Anche la durata dell'effetto di un singolo microinfarto è stata una sorpresa per il team di Shih.

"Il segnale della risonanza magnetica è aumentato e poi è andato via come ci aspettavamo, ma siamo rimasti sorpresi dall'autopsia nel vedere che c'era ancora molto da fare: danni ai tessuti e neuroinfiammazione", ha spiegato Shih.

“Anche dopo tre settimane le risposte del flusso sanguigno evocate neuralmente si erano solo parzialmente riprese. Quindi, ciò significa che un microinfarto può andare e venire e puoi vederlo brevemente con la risonanza magnetica, ma lascia un'impressione duratura sulla funzione cerebrale, forse per mesi ".

È importante sottolineare che una persona con malattia vascolare rischia di sperimentare altri microinfarti durante questo periodo di recupero. Inoltre, questi minuscoli infarti si verificano non solo nella materia grigia del cervello, dove è stato condotto questo studio, ma anche nella sostanza bianca, che invia messaggi da una parte all'altra del cervello.
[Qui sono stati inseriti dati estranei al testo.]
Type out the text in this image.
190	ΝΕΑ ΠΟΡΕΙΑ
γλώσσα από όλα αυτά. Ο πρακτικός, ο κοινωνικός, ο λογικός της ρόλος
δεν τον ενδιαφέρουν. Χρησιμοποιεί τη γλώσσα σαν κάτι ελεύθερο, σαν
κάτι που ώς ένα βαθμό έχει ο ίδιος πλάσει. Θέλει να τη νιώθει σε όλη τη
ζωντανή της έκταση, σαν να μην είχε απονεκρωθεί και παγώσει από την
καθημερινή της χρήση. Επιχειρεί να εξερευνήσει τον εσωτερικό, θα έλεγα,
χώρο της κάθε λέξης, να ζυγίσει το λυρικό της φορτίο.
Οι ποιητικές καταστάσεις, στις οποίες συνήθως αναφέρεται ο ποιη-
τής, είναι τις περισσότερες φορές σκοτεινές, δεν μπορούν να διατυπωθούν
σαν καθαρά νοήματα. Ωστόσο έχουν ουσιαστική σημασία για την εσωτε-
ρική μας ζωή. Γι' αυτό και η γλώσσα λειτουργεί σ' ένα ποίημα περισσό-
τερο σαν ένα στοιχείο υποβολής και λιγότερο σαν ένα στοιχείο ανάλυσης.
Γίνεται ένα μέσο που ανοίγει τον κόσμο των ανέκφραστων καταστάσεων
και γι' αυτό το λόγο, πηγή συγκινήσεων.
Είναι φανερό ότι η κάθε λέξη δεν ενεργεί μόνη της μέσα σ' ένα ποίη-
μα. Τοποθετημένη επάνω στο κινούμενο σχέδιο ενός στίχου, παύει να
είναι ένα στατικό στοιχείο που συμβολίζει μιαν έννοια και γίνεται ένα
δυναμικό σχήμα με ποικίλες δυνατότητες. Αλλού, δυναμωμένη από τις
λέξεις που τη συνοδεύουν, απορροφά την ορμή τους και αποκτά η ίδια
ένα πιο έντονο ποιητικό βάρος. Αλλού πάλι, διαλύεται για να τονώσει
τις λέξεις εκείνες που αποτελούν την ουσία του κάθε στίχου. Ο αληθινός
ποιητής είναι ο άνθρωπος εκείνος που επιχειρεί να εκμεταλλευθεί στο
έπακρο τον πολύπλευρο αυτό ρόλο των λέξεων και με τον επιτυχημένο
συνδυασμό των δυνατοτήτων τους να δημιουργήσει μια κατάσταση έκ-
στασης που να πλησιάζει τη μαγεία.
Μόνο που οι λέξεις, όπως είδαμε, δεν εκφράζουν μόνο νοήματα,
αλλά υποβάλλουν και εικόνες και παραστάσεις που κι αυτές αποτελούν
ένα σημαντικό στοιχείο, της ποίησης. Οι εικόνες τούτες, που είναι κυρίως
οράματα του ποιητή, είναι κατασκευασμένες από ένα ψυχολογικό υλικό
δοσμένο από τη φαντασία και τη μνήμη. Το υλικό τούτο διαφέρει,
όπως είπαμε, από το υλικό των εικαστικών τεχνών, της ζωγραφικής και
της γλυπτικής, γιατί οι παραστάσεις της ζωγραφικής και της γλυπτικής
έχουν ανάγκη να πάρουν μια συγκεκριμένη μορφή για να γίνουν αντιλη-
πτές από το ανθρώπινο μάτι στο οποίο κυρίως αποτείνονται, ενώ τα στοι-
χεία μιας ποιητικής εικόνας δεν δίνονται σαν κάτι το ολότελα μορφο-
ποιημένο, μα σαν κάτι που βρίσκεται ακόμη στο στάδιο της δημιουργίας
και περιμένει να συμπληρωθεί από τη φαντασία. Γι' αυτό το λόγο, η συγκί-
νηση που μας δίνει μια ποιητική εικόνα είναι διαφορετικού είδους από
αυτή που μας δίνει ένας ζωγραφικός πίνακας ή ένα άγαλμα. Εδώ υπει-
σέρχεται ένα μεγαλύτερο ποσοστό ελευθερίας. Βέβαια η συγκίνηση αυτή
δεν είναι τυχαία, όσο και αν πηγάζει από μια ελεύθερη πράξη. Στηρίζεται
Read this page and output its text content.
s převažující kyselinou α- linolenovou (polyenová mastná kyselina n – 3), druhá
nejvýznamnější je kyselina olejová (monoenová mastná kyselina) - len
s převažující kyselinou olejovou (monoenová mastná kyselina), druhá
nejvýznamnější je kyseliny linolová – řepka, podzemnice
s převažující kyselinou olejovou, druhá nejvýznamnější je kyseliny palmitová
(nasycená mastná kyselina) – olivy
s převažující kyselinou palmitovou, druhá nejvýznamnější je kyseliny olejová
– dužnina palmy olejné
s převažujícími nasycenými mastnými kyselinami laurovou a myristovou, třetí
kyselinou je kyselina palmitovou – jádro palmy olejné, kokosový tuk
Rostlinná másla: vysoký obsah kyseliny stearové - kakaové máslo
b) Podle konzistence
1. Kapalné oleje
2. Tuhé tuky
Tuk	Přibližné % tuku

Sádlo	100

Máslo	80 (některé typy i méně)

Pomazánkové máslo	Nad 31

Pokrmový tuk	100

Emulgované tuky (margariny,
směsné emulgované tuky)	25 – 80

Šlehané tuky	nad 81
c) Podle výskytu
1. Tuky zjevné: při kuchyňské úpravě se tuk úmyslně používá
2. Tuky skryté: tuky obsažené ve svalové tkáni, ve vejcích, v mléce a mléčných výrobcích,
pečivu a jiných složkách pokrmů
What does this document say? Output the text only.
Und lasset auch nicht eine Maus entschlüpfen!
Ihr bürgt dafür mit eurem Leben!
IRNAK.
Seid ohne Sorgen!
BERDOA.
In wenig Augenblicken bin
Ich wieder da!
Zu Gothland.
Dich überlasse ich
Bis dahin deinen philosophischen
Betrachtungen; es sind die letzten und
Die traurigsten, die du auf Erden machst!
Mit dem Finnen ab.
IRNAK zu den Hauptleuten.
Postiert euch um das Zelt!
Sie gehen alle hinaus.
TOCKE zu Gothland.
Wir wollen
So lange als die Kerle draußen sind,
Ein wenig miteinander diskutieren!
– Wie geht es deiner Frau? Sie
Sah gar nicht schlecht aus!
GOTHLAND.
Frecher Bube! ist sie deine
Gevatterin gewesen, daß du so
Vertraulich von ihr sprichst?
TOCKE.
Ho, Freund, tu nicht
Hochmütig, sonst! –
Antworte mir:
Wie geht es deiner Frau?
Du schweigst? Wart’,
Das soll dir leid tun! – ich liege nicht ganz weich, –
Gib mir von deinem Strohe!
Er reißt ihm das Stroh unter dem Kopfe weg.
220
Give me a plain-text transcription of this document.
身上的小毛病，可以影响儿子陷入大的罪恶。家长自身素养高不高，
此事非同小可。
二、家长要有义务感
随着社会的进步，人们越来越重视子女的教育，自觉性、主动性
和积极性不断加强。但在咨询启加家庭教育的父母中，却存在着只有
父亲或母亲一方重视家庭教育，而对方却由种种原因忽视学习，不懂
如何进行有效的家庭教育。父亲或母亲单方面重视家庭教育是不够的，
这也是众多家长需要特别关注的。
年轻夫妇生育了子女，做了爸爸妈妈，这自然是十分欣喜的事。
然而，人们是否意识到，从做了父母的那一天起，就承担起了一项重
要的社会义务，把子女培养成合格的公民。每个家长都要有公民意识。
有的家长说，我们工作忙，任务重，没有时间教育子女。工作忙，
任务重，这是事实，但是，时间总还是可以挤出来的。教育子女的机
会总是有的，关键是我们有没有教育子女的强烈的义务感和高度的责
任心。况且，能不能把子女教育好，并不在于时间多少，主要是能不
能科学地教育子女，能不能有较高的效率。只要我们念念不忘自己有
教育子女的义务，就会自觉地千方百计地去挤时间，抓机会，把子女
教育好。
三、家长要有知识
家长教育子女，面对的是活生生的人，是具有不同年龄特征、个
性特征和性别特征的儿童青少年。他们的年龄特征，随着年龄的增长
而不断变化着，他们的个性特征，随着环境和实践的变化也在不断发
"Nel tempo, dopo aver subito molti microinfarti, potrebbero esserci abbastanza danni accumulati nei circuiti del cervello per eguagliare l'impatto di un evento più grande", ha detto Shih.

Secondo Shih, uno dei messaggi più importanti di questo studio è che i metodi convenzionali utilizzati negli studi clinici non rivelano l'intero impatto che i microinfarti hanno sulla funzione cerebrale.

Spera che il contributo del suo team per illuminare la patologia del microinfarto aiuterà a informare l'interpretazione della risonanza magnetica negli esseri umani e aiuterà i ricercatori a spiegare meglio alcune delle relazioni che vedono negli studi clinici.

Questi risultati potrebbero anche portare a nuovi protocolli preventivi. "A livello clinico, forse è una situazione in cui le terapie possono svolgere un ruolo più importante. Forse i farmaci che abbiamo già possono mitigare il danno cumulativo dei microinfarti ", ha ipotizzato Shih.

"L'idea neuro-protettiva non è andata molto lontano per l'ictus acuto, in parte, perché la finestra di tempo per proteggere il cervello dai danni dell'ictus è molto stretta. Ma, per i microinfarti, non devi sapere esattamente quando si verificano.

Se una risonanza magnetica mostra che una persona è ad alto rischio di microinfarti, forse un giorno possiamo metterla su un farmaco per un po 'per ridurre gli impatti di queste lesioni ".